流れていたクイズ番組が CMに切り替わった時、大地が口を開いた。
「美咲ってどんな男が好きなんだ? 」
いきなりどうしたんだろう。 意図が全くわからない。
「アイドルの追っかけには教えてあげません。 あたしなんかに興味ないでしょ」
さっきまで『千春』のグラビアに釘付けになっていた人には耳が痛いであろう言葉を投げる。
「興味なかったら聞かないし」
そこまで言うのなら。 食い下がる大地に、究極の二択を突きつけた。
「それなら、先に質問ね。 あたしと岬千春が二人とも大地が好きだって言ったらどっちと付き合う? 」
「えっ!? えっと――」
ああ、あたしって性格悪い。 大地は優しいから、この状況で『千春』だなんて言うわけがない。 ただ、「美咲だよ」って言わせたいだけ。
それだけだったのに、その言葉すら出てこない大地に苛立ちが募る。
「ほら、答えられないじゃない。 あたしのことなんて見てないんでしょ」
自分勝手なのを棚に上げて、大地を責め立てる。大地にはなんの非もないのに。
「いやいや、ちょっと待って、違うんだ。 俺は、美咲から好きだって言ってもらえるなら喜んで付き合うよ」
取り繕おうとするその言葉のせいで、心が余計にささくれ立ってゆく。 思い通りにならない状況に、抑えが効かなくなってしまう。
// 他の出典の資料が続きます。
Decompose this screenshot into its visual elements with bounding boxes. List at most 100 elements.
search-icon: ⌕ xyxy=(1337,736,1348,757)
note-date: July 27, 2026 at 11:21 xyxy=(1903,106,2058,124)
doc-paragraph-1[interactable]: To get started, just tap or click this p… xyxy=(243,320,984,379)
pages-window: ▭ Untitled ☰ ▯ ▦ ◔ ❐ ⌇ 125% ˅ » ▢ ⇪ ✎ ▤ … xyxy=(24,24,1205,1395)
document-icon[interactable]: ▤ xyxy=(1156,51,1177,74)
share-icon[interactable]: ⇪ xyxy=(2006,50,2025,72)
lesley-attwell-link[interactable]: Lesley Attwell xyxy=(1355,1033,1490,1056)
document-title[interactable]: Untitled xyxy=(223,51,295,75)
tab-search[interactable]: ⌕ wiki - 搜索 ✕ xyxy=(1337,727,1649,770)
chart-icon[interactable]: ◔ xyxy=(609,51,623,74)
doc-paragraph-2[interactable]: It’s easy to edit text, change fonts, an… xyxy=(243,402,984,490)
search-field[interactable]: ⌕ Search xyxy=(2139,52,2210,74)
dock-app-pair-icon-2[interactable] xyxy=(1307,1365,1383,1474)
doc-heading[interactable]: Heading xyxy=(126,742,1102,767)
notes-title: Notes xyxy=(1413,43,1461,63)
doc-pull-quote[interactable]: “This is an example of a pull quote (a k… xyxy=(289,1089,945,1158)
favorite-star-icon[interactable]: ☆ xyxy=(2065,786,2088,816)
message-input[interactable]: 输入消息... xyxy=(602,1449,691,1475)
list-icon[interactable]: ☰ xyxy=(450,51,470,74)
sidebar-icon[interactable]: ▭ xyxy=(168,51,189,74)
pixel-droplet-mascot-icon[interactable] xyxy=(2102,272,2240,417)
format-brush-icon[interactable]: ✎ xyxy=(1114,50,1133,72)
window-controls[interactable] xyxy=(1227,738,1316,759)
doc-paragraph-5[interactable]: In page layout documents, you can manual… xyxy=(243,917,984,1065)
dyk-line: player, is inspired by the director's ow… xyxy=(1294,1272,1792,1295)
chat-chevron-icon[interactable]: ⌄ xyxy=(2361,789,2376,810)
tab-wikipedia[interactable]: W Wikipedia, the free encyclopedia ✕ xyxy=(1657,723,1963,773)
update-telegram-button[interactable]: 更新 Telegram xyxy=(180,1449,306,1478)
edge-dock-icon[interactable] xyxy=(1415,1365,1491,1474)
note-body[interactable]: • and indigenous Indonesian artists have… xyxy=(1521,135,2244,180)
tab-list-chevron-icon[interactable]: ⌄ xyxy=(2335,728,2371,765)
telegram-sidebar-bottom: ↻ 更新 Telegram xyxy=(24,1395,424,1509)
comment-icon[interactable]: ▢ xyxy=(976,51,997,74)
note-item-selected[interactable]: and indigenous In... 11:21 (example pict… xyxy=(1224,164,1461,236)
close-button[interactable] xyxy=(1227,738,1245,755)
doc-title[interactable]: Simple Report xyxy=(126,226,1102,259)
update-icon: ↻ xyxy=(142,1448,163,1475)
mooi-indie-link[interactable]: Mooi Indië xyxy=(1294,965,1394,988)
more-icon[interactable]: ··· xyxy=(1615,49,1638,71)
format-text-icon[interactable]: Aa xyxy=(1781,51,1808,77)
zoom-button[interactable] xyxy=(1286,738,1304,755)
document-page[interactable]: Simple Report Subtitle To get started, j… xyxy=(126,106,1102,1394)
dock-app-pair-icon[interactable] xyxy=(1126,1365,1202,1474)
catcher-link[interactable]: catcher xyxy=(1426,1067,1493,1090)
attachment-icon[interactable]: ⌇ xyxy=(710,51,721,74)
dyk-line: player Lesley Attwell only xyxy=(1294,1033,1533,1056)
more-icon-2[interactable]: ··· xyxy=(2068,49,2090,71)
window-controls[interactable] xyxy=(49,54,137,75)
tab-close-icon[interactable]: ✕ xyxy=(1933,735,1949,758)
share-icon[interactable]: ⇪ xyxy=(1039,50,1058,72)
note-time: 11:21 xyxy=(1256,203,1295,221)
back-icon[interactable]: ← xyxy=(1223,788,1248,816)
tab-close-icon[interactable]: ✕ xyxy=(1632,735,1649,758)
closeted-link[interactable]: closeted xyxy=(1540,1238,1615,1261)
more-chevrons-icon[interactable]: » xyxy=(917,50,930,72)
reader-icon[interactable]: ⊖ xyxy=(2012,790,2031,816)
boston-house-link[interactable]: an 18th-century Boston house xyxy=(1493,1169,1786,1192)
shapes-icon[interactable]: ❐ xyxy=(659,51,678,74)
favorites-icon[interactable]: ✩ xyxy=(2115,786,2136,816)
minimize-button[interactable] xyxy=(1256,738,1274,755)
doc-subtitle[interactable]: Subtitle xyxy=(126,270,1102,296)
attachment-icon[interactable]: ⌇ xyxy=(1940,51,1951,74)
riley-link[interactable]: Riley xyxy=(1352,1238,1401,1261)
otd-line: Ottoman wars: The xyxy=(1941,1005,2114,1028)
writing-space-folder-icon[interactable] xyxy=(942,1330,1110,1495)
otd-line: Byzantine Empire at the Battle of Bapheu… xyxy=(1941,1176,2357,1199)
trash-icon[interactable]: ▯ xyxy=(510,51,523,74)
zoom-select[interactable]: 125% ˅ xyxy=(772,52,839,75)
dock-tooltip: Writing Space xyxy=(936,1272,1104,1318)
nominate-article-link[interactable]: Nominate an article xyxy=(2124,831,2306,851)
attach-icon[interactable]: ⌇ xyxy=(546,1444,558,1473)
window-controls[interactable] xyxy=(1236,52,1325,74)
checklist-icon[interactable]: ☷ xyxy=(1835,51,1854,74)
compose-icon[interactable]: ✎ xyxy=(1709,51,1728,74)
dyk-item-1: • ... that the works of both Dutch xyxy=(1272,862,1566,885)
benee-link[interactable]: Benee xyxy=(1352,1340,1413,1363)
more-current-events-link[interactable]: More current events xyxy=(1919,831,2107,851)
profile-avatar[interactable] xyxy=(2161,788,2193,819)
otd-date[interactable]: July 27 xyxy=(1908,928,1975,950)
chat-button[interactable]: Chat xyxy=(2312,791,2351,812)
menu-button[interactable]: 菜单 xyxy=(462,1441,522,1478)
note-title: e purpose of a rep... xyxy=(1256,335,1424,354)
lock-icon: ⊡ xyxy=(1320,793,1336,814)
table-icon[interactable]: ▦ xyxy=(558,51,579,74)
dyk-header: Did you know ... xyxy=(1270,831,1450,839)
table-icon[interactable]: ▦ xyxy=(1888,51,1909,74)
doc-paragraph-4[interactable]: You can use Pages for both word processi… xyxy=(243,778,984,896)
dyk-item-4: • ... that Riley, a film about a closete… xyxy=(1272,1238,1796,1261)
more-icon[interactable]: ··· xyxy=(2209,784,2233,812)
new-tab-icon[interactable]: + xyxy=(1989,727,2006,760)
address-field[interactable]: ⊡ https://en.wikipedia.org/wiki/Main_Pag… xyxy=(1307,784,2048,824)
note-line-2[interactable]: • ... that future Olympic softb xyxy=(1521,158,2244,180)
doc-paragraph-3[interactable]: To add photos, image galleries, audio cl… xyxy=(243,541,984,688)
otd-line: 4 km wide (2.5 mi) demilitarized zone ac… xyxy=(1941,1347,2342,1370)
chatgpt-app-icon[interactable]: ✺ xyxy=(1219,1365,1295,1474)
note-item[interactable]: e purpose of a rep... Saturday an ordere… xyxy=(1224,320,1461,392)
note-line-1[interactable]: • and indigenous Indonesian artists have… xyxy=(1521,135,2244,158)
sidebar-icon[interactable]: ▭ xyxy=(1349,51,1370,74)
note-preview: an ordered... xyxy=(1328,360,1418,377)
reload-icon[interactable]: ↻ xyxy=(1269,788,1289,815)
「そんなフォローいらないよ。 結局大地はアイドルの岬千春が好きなんだよ。 無責任なこと言わないで」
「そりゃ好きだけど、本気で付き合えるとか思ってるわけじゃなくて」
それは『仮面』だよ。 アイドルをしているときだけにつけて本音を隠す仮面。
ホントのあたしはここにいるんだよ。 いつだって目の前に。
「ねぇ――あたしのことは見てくれないの? 」
しまった、と思ったのは、言葉がこぼれ落ちた後だった。
梅雨ですね……。
なのに季節がクリスマスですみません。